The density is 0 on the negative numbers. Here is its graph when \(\lambda = 3\).


To check that \(f\) is a density, we have to confirm that its integral is 1. We will start by constructing two symbols, t and lamda. Notice the incorrectly spelled lamda instead of lambda. That is because lambda has another meaning in Python, as some of you might know.

Note the use of positive=True to specify that the symbol can take on only positive values.

t = Symbol('t', positive=True)
lamda = Symbol('lamda', positive=True)

Next we construct the expression for the density. Notice the use of exp for the exponential function.

expon_density = lamda * exp(-lamda * t)

To see that the function is a density, we can check that its integral from 0 to \(\infty\) is 1. The symbol that SymPy uses for \(\infty\) is oo, a double lower case o. It looks very much like \(\infty\).

Integral(expon_density, (t, 0, oo)).doit()

Suppose \(T\) has the exponential \((\lambda)\) density. Then for \(t \ge 0\) the cdf of \(T\) is

\[ F_T(t) ~ = ~ P(T \le t) ~ = ~ \int_0^t \lambda e^{-\lambda s}ds \]

This is a straightforward integral that you can probably do in your head. However, let’s get some more practice using SymPy to find cdf’s. We will use the same method that we used to find the cdf in the previous example.

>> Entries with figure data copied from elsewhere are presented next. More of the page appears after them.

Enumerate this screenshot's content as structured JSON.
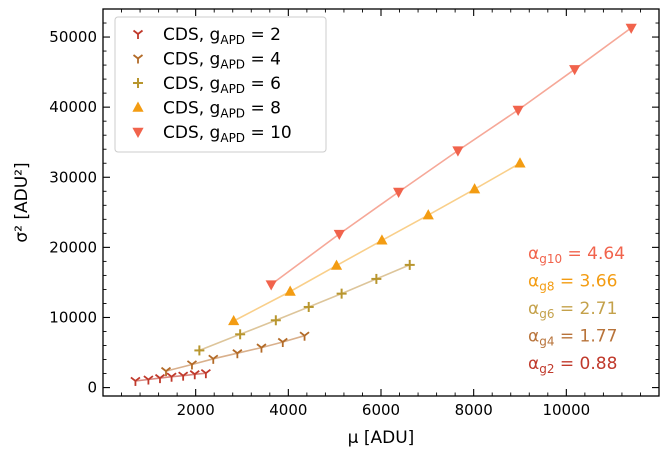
{
  "chart_data": {
    "type": "scatter",
    "title": "",
    "xlabel": "μ  [ADU]",
    "ylabel": "σ² [ADU²]",
    "xlim": [
      0,
      12000
    ],
    "ylim": [
      -1200,
      54000
    ],
    "x_ticks": [
      2000,
      4000,
      6000,
      8000,
      10000
    ],
    "y_ticks": [
      0,
      10000,
      20000,
      30000,
      40000,
      50000
    ],
    "x_tick_labels": [
      "2000",
      "4000",
      "6000",
      "8000",
      "10000"
    ],
    "y_tick_labels": [
      "0",
      "10000",
      "20000",
      "30000",
      "40000",
      "50000"
    ],
    "legend_position": "top-left",
    "grid": false,
    "series": [
      {
        "name": "CDS, g_APD = 2",
        "legend_main": "CDS, g",
        "legend_sub": "APD",
        "legend_tail": " = 2",
        "marker": "tri-down",
        "color": "#c0392b",
        "line_color": "#d98880",
        "points": [
          [
            700,
            950
          ],
          [
            980,
            1150
          ],
          [
            1230,
            1350
          ],
          [
            1480,
            1550
          ],
          [
            1730,
            1700
          ],
          [
            1980,
            1900
          ],
          [
            2220,
            2050
          ]
        ]
      },
      {
        "name": "CDS, g_APD = 4",
        "legend_main": "CDS, g",
        "legend_sub": "APD",
        "legend_tail": " = 4",
        "marker": "tri-down-thin",
        "color": "#b36b28",
        "line_color": "#d9b08c",
        "points": [
          [
            1360,
            2350
          ],
          [
            1920,
            3300
          ],
          [
            2380,
            4100
          ],
          [
            2900,
            4900
          ],
          [
            3420,
            5700
          ],
          [
            3880,
            6500
          ],
          [
            4350,
            7400
          ]
        ]
      },
      {
        "name": "CDS, g_APD = 6",
        "legend_main": "CDS, g",
        "legend_sub": "APD",
        "legend_tail": " = 6",
        "marker": "plus",
        "color": "#b8962e",
        "line_color": "#ddc59a",
        "points": [
          [
            2080,
            5300
          ],
          [
            2960,
            7600
          ],
          [
            3730,
            9600
          ],
          [
            4440,
            11500
          ],
          [
            5150,
            13400
          ],
          [
            5900,
            15500
          ],
          [
            6620,
            17500
          ]
        ]
      },
      {
        "name": "CDS, g_APD = 8",
        "legend_main": "CDS, g",
        "legend_sub": "APD",
        "legend_tail": " = 8",
        "marker": "triangle-up",
        "color": "#f39c12",
        "line_color": "#f9cf8a",
        "points": [
          [
            2820,
            9500
          ],
          [
            4040,
            13700
          ],
          [
            5040,
            17400
          ],
          [
            6020,
            21000
          ],
          [
            7020,
            24600
          ],
          [
            8020,
            28300
          ],
          [
            9000,
            32000
          ]
        ]
      },
      {
        "name": "CDS, g_APD = 10",
        "legend_main": "CDS, g",
        "legend_sub": "APD",
        "legend_tail": " = 10",
        "marker": "triangle-down",
        "color": "#f1634c",
        "line_color": "#f6a898",
        "points": [
          [
            3630,
            14700
          ],
          [
            5100,
            21900
          ],
          [
            6380,
            27900
          ],
          [
            7660,
            33800
          ],
          [
            8960,
            39600
          ],
          [
            10180,
            45400
          ],
          [
            11400,
            51300
          ]
        ]
      }
    ],
    "annotations": [
      {
        "main": "α",
        "sub": "g10",
        "tail": " = 4.64",
        "color": "#f1634c"
      },
      {
        "main": "α",
        "sub": "g8",
        "tail": " = 3.66",
        "color": "#f39c12"
      },
      {
        "main": "α",
        "sub": "g6",
        "tail": " = 2.71",
        "color": "#c4a14a"
      },
      {
        "main": "α",
        "sub": "g4",
        "tail": " = 1.77",
        "color": "#b8733a"
      },
      {
        "main": "α",
        "sub": "g2",
        "tail": " = 0.88",
        "color": "#c0392b"
      }
    ]
  }
}
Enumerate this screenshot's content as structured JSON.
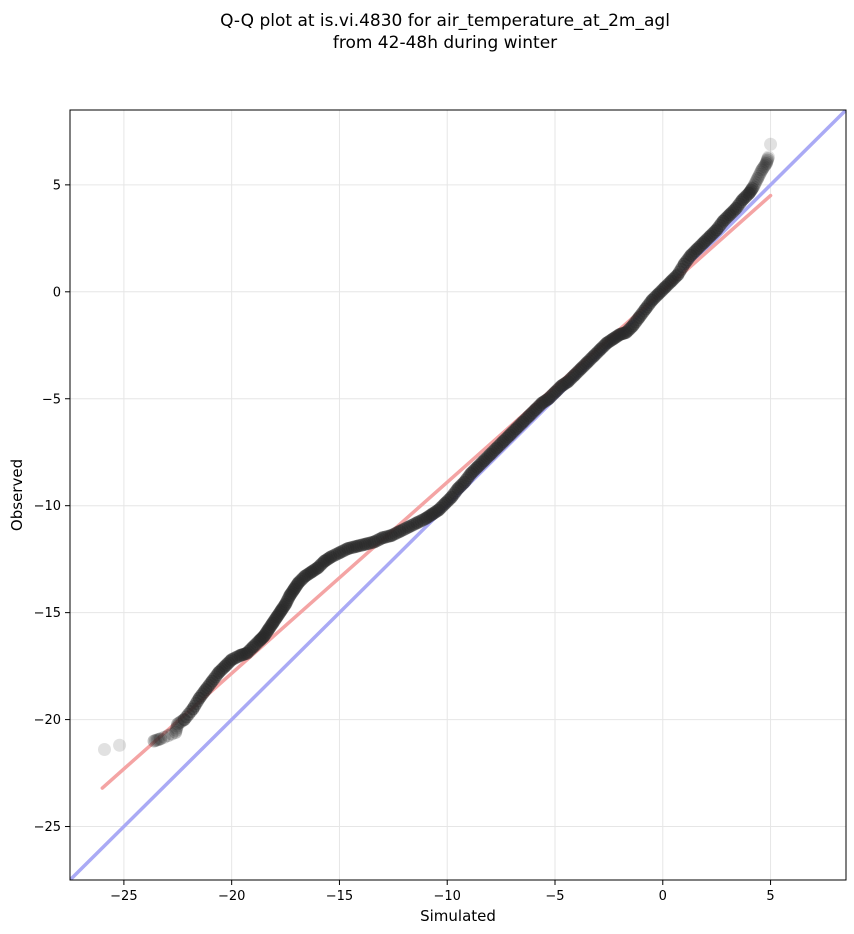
{
  "chart_data": {
    "type": "scatter",
    "title_lines": [
      "Q-Q plot at is.vi.4830 for air_temperature_at_2m_agl",
      "from 42-48h during winter"
    ],
    "xlabel": "Simulated",
    "ylabel": "Observed",
    "xlim": [
      -27.5,
      8.5
    ],
    "ylim": [
      -27.5,
      8.5
    ],
    "xticks": [
      -25,
      -20,
      -15,
      -10,
      -5,
      0,
      5
    ],
    "yticks": [
      -25,
      -20,
      -15,
      -10,
      -5,
      0,
      5
    ],
    "xtick_labels": [
      "−25",
      "−20",
      "−15",
      "−10",
      "−5",
      "0",
      "5"
    ],
    "ytick_labels": [
      "−25",
      "−20",
      "−15",
      "−10",
      "−5",
      "0",
      "5"
    ],
    "grid": true,
    "colors": {
      "points": "#2a2a2a",
      "points_light": "#cfcfcf",
      "reference_line": "#aaaaf5",
      "fit_line": "#f4a4a4",
      "grid": "#e6e6e6"
    },
    "reference_line": {
      "x": [
        -27.5,
        8.5
      ],
      "y": [
        -27.5,
        8.5
      ]
    },
    "fit_line": {
      "x": [
        -26.0,
        5.0
      ],
      "y": [
        -23.2,
        4.5
      ]
    },
    "quantile_points": [
      {
        "x": -25.9,
        "y": -21.4
      },
      {
        "x": -25.2,
        "y": -21.2
      },
      {
        "x": -23.6,
        "y": -21.0
      },
      {
        "x": -23.3,
        "y": -20.9
      },
      {
        "x": -22.6,
        "y": -20.6
      },
      {
        "x": -22.5,
        "y": -20.2
      },
      {
        "x": -22.2,
        "y": -20.0
      },
      {
        "x": -21.8,
        "y": -19.5
      },
      {
        "x": -21.5,
        "y": -19.0
      },
      {
        "x": -21.2,
        "y": -18.6
      },
      {
        "x": -20.9,
        "y": -18.2
      },
      {
        "x": -20.6,
        "y": -17.8
      },
      {
        "x": -20.3,
        "y": -17.5
      },
      {
        "x": -20.0,
        "y": -17.2
      },
      {
        "x": -19.6,
        "y": -17.0
      },
      {
        "x": -19.3,
        "y": -16.9
      },
      {
        "x": -19.0,
        "y": -16.6
      },
      {
        "x": -18.7,
        "y": -16.3
      },
      {
        "x": -18.5,
        "y": -16.1
      },
      {
        "x": -18.3,
        "y": -15.8
      },
      {
        "x": -18.1,
        "y": -15.5
      },
      {
        "x": -17.9,
        "y": -15.2
      },
      {
        "x": -17.7,
        "y": -14.9
      },
      {
        "x": -17.5,
        "y": -14.6
      },
      {
        "x": -17.3,
        "y": -14.2
      },
      {
        "x": -17.1,
        "y": -13.9
      },
      {
        "x": -16.9,
        "y": -13.6
      },
      {
        "x": -16.6,
        "y": -13.3
      },
      {
        "x": -16.3,
        "y": -13.1
      },
      {
        "x": -16.0,
        "y": -12.9
      },
      {
        "x": -15.7,
        "y": -12.6
      },
      {
        "x": -15.4,
        "y": -12.4
      },
      {
        "x": -15.0,
        "y": -12.2
      },
      {
        "x": -14.6,
        "y": -12.0
      },
      {
        "x": -14.2,
        "y": -11.9
      },
      {
        "x": -13.8,
        "y": -11.8
      },
      {
        "x": -13.4,
        "y": -11.7
      },
      {
        "x": -13.0,
        "y": -11.5
      },
      {
        "x": -12.6,
        "y": -11.4
      },
      {
        "x": -12.2,
        "y": -11.2
      },
      {
        "x": -11.8,
        "y": -11.0
      },
      {
        "x": -11.4,
        "y": -10.8
      },
      {
        "x": -11.0,
        "y": -10.6
      },
      {
        "x": -10.7,
        "y": -10.4
      },
      {
        "x": -10.4,
        "y": -10.2
      },
      {
        "x": -10.1,
        "y": -9.9
      },
      {
        "x": -9.8,
        "y": -9.6
      },
      {
        "x": -9.5,
        "y": -9.2
      },
      {
        "x": -9.2,
        "y": -8.9
      },
      {
        "x": -8.9,
        "y": -8.5
      },
      {
        "x": -8.6,
        "y": -8.2
      },
      {
        "x": -8.3,
        "y": -7.9
      },
      {
        "x": -8.0,
        "y": -7.6
      },
      {
        "x": -7.7,
        "y": -7.3
      },
      {
        "x": -7.4,
        "y": -7.0
      },
      {
        "x": -7.1,
        "y": -6.7
      },
      {
        "x": -6.8,
        "y": -6.4
      },
      {
        "x": -6.5,
        "y": -6.1
      },
      {
        "x": -6.2,
        "y": -5.8
      },
      {
        "x": -5.9,
        "y": -5.5
      },
      {
        "x": -5.6,
        "y": -5.2
      },
      {
        "x": -5.3,
        "y": -5.0
      },
      {
        "x": -5.0,
        "y": -4.7
      },
      {
        "x": -4.7,
        "y": -4.4
      },
      {
        "x": -4.4,
        "y": -4.2
      },
      {
        "x": -4.1,
        "y": -3.9
      },
      {
        "x": -3.8,
        "y": -3.6
      },
      {
        "x": -3.5,
        "y": -3.3
      },
      {
        "x": -3.2,
        "y": -3.0
      },
      {
        "x": -2.9,
        "y": -2.7
      },
      {
        "x": -2.6,
        "y": -2.4
      },
      {
        "x": -2.3,
        "y": -2.2
      },
      {
        "x": -2.0,
        "y": -2.0
      },
      {
        "x": -1.7,
        "y": -1.9
      },
      {
        "x": -1.4,
        "y": -1.6
      },
      {
        "x": -1.1,
        "y": -1.2
      },
      {
        "x": -0.8,
        "y": -0.8
      },
      {
        "x": -0.5,
        "y": -0.4
      },
      {
        "x": -0.2,
        "y": -0.1
      },
      {
        "x": 0.1,
        "y": 0.2
      },
      {
        "x": 0.4,
        "y": 0.5
      },
      {
        "x": 0.7,
        "y": 0.8
      },
      {
        "x": 1.0,
        "y": 1.3
      },
      {
        "x": 1.3,
        "y": 1.7
      },
      {
        "x": 1.6,
        "y": 2.0
      },
      {
        "x": 1.9,
        "y": 2.3
      },
      {
        "x": 2.2,
        "y": 2.6
      },
      {
        "x": 2.5,
        "y": 2.9
      },
      {
        "x": 2.8,
        "y": 3.3
      },
      {
        "x": 3.1,
        "y": 3.6
      },
      {
        "x": 3.4,
        "y": 3.9
      },
      {
        "x": 3.7,
        "y": 4.3
      },
      {
        "x": 4.0,
        "y": 4.6
      },
      {
        "x": 4.2,
        "y": 4.9
      },
      {
        "x": 4.4,
        "y": 5.3
      },
      {
        "x": 4.6,
        "y": 5.7
      },
      {
        "x": 4.8,
        "y": 6.0
      },
      {
        "x": 4.9,
        "y": 6.3
      },
      {
        "x": 5.0,
        "y": 6.9
      }
    ]
  }
}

\[ \int_0^t \lambda e^{-\lambda s}ds ~ = ~ I(t) - I(0) \]

where \(I\) is the indefinite integral of the density. To get this indefinite integral we will use Integral as before, except that this time we must specify t as the variable of integration. That is because SymPy sees two symbols t and lamda in the density, and doesn’t know which one is the variable unless we tell it.

indefinite = Integral(expon_density, t).doit()

Now use \(F_T(t) = I(t) - I(0)\):

I_0 = indefinite.subs(t, 0)
cdf = indefinite - I_0

Thus the cdf of \(T\) is

\[ F_T(t) ~ = ~ 1 - e^{-\lambda t} \]

The expectation of \(T\) is

\[ E(T) ~ = ~ \int_0^\infty t \lambda e^{-\lambda t} dt ~ = ~ \frac{1}{\lambda} \]

which you can check by integration by parts. But SymPy is faster:

expectation = Integral(t*expon_density, (t, 0, oo)).doit()

Calculating \(E(T^2)\) is just as easy.

expected_square = Integral(t**2 * expon_density, (t, 0, oo)).doit()

The variance and SD follow directly.

variance = expected_square - (expectation ** 2)
sd = variance ** 0.5

That’s a pretty funny way of writing \(\frac{1}{\lambda}\) but we’ll take it. It’s a small price to pay for not having to do all the integrals by hand.